その帝国軍左翼部隊を指揮するサディリン少将は混乱の極みにあった。今まで「自分が戦局を有利に運んでいる」と信じ、ただひたすらに前進していた最中に突然側面を騎兵隊に襲われたのだから。
「クソッ! 前進止め! 左に回頭して敵騎兵を迎撃せよ!」
彼はそう言うと、槍兵隊を左に展開し槍の壁でもって猛撃してくる騎兵を追い払おうとした。だがその命令は実行に移される前に、王国軍右翼部隊の攻勢によって阻まれた。回頭することを封じられたサディリンは、王国軍近衛師団第3騎兵連隊の騎兵突撃を甘んじて受け入れるしか道は残されていなかった。
「退くな! 逃げることは許さん! 最後の一兵まで、帝国軍として戦え!」
サディリンはそう部下に命令したが、最早それを聞く者はいなかった。帝国軍左翼部隊は態勢を整える前に王国軍騎兵隊に突入され混乱状態となる。

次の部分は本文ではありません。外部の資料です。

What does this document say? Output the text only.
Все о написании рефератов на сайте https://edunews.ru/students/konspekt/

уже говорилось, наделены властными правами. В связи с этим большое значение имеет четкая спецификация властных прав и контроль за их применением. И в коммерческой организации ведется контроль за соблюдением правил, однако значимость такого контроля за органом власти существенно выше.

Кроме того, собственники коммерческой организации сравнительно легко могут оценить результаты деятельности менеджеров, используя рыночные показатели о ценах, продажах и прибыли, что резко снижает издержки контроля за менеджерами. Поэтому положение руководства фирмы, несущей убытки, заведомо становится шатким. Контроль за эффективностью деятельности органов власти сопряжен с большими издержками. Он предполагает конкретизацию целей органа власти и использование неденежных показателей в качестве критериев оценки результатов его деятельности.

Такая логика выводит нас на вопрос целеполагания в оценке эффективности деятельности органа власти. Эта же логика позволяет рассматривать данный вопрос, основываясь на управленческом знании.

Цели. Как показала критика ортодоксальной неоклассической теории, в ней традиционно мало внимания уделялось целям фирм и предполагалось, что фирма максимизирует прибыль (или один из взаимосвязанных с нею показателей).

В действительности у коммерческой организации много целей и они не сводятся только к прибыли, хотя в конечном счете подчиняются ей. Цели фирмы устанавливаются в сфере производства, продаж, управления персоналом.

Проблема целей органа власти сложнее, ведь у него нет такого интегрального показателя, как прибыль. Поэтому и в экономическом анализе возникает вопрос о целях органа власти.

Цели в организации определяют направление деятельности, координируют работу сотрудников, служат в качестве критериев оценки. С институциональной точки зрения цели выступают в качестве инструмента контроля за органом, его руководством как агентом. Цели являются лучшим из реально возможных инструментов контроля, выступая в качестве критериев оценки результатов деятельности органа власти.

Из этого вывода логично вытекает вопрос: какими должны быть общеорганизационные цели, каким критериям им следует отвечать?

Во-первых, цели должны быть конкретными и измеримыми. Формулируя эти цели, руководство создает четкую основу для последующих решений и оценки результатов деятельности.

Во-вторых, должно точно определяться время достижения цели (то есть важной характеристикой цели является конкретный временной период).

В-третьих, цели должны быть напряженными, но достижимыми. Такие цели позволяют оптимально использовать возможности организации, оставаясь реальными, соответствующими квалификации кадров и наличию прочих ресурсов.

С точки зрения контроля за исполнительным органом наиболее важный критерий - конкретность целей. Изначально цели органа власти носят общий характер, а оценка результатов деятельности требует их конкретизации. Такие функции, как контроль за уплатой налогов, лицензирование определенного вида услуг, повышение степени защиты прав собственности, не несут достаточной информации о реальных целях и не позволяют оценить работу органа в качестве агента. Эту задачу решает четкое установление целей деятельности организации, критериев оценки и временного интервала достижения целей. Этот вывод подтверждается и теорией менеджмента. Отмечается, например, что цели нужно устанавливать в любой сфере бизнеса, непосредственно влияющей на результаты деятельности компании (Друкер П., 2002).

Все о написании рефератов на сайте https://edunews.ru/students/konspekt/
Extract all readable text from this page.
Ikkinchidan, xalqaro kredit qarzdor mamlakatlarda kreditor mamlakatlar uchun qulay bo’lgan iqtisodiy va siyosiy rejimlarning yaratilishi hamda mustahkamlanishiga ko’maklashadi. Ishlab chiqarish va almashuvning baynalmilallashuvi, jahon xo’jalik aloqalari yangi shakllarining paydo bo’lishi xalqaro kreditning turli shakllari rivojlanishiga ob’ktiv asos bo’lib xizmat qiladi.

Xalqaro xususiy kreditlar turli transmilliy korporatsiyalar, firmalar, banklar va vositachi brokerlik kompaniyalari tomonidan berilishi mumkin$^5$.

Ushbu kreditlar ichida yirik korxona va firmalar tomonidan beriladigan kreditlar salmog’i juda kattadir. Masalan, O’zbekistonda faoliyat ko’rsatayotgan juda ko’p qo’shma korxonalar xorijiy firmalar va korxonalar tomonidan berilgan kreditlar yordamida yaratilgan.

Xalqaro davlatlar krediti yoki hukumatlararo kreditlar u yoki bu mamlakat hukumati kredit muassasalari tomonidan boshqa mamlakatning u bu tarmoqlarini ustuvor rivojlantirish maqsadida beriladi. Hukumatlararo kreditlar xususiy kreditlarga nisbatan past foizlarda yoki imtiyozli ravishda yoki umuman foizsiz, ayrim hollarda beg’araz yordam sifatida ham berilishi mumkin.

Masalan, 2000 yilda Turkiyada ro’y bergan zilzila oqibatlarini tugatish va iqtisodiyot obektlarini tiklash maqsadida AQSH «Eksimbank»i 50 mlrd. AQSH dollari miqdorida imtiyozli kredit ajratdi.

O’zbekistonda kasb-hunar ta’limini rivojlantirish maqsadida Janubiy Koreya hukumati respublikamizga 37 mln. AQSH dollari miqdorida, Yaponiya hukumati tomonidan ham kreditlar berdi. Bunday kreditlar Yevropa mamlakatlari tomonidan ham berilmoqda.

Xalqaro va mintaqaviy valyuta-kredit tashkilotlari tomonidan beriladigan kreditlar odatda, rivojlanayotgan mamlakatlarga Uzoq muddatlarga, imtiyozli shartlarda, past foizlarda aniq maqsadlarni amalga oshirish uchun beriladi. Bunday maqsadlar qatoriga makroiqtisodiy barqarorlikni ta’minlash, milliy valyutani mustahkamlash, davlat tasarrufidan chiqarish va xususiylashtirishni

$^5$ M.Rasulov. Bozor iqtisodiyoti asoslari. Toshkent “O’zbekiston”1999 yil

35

ユーリ・サディリン少将は1人で果敢に王国軍相手に奮戦するものの、王国軍が放った1本の矢によって首を射抜かれ、何を思うことなく絶命した。
指揮官を失い、さらには騎兵の突入を許した帝国軍左翼は陣形も何もなく散り散りとなり、そして王国軍の容赦ない残敵掃討によって9割の損害を出して壊滅した。
第3騎兵連隊と王国軍右翼部隊は、帝国軍左翼部隊を倒した勢いを保ったまま、突出した帝国軍前衛3個師団の左側面を討つべく突進した。